Comme je le rappelais
dans mon article, les exportations massives se sont poursuivies durant la famine. Elles étaient partie intégrante du processus ayant abouti à cette catastrophe, dans la mesure où elles étaient censées faciliter, dans le même temps, l'acquisition de matériel moderne qui, lui-même, permettrait à l'économie soviétique d'atteindre les résultats du plan quinquennal.

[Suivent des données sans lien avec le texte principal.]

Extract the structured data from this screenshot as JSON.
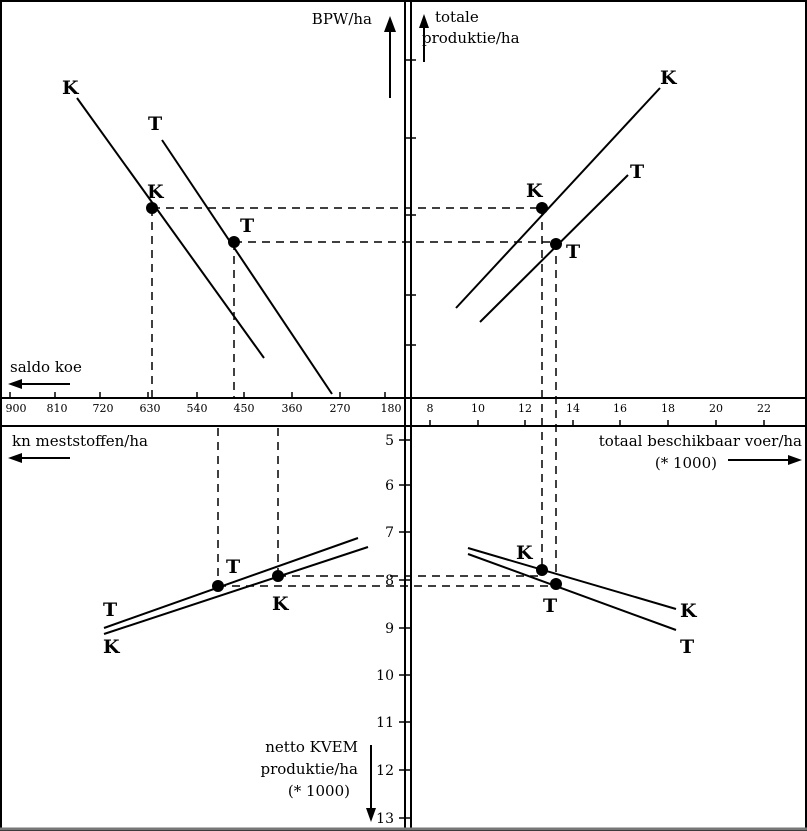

Cette obsession était telle que Staline, dans un télégramme à Kaganovitch et Molotov du 18 juin 1932, proposa même une augmentation du plan de collecte de 4 à 5 %, pour maintenir les exportations à un niveau appréciable (1.7 million de tonnes en 1932). Cette décision faisait fi de l'absence de réserve agricole découlant de prélèvements effectués sur la récolte (mauvaise) de 1931 en vue d'alimenter... les exportations ! Ce plan de collecte, aux dires de Sergueï Kirov (le proche collaborateur de Staline dont l'assassinat, en 1934, constitua un prétexte au lancement de la Grande Terreur), était bel et bien
"la pierre de touche de notre force ou de notre faiblesse, de la force ou de la faiblesse de nos ennemis". Mais il mettait la population à la merci d'une mauvaise récolte. Ce qui fut le cas en 1932, du fait d'un climat exceptionnellement humide.
Staline maintint le cap de cette politique. De fait, alors que la famine faisait rage, les stocks ne furent pas débloqués à destination de la population avant janvier 1933. Mais l'aide accordée aux zones sinistrées restait dérisoire : 320.000 tonnes à peine, alors que les exportations étaient cinq fois supérieures.